The American Consulate in Hamburg was established as one of the first U.S. Consulates on June 17, 1790, with the naming of John Parish, a naturalized Hamburg citizen of Scottish birth, as Vice Consul. In 1793, Parish was promoted to the rank of Consul for another three years; he is the only non-American to have served in this post.
In 1904, Hugh Pitcairn was appointed the first Consul General.
The Consulate was closed from October 3, 1917 until 1922, with the United States’ participation in World War I. On July 8, 1941, all U.S. Consulates in Germany were closed for the duration of the war, and American interests were handled by the Swiss Legation.
The Consulate General reopened on March 1, 1946, and the U.S. Government purchased the present facilities in 1950.
History of the Building
The two houses that make up the “White House on the Alster” are prime examples of 19th century upper class Hanseatic architecture. Both were designed by the prominent architect Martin Haller, the architect of the Hamburg Rathaus.
The larger house was built in 1882 for the merchant G. Michaelsen, who sold it in 1891 to Wilhelm A. Riedemann, a pioneer in the oil-shipping business and one of the founders of the German-American Petroleum Company (later ESSO). The neighboring house was built in 1893 for businessman Julius Ree who sold it soon after its completion to Eduard Sanders, the business partner and son-in-law of Mr. Riedemann.

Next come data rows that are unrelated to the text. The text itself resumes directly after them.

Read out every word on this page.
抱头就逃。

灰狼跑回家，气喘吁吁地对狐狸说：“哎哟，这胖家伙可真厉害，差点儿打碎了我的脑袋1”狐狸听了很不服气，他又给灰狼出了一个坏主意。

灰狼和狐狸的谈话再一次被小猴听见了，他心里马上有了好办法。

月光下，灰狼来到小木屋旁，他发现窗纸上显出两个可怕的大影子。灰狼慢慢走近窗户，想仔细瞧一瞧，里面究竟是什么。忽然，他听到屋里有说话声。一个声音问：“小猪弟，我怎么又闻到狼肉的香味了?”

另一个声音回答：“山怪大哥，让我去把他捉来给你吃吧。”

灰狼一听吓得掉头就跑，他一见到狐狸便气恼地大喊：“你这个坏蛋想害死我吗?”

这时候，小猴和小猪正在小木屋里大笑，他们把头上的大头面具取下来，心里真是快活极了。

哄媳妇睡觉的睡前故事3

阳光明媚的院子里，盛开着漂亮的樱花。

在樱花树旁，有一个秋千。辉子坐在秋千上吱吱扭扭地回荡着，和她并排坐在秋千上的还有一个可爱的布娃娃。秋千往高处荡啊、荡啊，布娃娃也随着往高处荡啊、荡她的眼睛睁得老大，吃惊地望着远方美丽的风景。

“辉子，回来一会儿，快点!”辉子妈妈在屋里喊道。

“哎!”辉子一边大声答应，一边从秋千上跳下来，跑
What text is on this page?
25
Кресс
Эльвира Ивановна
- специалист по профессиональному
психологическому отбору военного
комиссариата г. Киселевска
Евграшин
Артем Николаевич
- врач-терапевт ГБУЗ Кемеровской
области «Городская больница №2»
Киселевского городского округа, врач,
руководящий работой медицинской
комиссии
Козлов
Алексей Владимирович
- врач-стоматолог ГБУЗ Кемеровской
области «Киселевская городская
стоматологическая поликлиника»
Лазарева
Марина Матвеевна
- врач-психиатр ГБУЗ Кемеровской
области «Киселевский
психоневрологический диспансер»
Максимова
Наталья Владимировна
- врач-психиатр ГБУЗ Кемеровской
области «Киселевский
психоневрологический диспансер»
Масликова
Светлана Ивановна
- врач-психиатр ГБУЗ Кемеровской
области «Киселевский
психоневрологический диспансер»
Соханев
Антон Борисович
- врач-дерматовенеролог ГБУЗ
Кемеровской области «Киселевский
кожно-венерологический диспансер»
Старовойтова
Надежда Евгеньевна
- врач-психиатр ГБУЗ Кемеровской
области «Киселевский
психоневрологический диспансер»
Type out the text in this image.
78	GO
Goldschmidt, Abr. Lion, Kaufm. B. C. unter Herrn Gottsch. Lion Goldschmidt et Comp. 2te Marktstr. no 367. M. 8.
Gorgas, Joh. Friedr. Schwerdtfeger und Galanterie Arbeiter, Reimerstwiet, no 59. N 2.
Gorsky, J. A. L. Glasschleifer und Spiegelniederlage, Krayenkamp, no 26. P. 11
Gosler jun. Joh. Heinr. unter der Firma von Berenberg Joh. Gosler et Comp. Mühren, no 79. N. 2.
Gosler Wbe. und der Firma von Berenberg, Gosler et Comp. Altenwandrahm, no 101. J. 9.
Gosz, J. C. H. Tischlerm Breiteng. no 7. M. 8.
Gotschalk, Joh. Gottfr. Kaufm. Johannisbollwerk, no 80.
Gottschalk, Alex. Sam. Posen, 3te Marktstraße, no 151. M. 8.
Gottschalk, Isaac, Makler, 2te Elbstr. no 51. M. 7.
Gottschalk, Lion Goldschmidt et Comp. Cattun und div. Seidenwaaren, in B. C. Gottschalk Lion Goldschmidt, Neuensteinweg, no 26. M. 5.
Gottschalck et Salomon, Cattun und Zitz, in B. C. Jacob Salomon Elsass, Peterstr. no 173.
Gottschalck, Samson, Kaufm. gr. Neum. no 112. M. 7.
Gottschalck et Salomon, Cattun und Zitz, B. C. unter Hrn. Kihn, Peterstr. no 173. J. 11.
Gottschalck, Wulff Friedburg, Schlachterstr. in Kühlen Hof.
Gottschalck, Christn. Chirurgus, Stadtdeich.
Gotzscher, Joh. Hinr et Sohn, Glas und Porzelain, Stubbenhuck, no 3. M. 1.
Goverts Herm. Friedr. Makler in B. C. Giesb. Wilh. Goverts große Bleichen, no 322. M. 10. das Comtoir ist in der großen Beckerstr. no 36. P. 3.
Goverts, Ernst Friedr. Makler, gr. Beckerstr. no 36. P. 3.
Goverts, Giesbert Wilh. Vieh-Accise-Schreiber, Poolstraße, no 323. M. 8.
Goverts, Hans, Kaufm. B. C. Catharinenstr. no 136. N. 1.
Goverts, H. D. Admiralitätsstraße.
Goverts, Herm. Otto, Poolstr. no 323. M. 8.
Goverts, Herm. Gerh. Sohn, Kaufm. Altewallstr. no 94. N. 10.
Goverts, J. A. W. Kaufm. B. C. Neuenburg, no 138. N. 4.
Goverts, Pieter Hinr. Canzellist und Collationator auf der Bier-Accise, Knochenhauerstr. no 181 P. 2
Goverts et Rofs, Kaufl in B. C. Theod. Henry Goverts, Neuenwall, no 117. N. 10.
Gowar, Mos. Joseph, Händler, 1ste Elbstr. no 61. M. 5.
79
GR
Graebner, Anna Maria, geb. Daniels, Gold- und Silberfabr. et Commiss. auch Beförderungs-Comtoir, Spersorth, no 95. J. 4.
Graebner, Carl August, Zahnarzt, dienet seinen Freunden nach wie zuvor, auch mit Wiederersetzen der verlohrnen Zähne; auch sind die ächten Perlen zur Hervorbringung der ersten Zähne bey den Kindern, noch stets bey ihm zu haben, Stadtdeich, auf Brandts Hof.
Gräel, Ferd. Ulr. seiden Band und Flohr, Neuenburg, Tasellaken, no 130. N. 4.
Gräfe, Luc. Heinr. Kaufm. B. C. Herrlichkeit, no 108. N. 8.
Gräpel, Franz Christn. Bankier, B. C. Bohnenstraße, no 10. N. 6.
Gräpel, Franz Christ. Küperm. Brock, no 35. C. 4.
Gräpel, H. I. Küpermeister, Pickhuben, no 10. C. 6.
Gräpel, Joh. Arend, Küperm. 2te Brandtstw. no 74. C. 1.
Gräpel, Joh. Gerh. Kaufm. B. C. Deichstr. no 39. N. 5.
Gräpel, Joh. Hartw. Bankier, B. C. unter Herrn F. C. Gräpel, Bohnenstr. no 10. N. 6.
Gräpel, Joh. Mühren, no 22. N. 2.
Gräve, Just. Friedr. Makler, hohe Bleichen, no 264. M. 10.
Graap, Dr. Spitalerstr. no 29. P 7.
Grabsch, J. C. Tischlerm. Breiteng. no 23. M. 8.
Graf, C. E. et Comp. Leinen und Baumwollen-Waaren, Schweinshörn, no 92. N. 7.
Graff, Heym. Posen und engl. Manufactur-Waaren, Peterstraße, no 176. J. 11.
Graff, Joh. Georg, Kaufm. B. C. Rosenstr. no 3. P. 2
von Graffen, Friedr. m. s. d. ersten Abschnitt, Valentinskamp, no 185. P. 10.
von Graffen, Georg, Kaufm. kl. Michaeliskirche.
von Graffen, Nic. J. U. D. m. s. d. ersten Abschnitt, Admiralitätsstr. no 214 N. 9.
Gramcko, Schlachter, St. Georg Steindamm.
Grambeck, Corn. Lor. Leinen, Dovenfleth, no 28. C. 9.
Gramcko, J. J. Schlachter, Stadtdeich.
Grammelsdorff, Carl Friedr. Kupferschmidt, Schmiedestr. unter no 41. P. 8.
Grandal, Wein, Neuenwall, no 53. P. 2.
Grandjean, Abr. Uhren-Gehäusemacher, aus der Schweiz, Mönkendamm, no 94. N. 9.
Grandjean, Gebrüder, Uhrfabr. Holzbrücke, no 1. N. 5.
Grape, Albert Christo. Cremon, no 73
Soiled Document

From 1933 to 1945, the houses served as Nazi Party Headquarters in Hamburg. At the end of the war, the houses were confiscated by the British Occupying Forces. In May of 1950, the two houses were purchased by the U.S. Government from the heirs of the owners. The houses were remodelled and joined by the large front classical portico patterned after that of the White House, and the Consulate officially moved in on August 15, 1951.
The current location is at least the thirtieth location of the American Consulate in Hamburg. Thirty-one Consuls, and twenty-two Consuls General have served in Hamburg since 1790.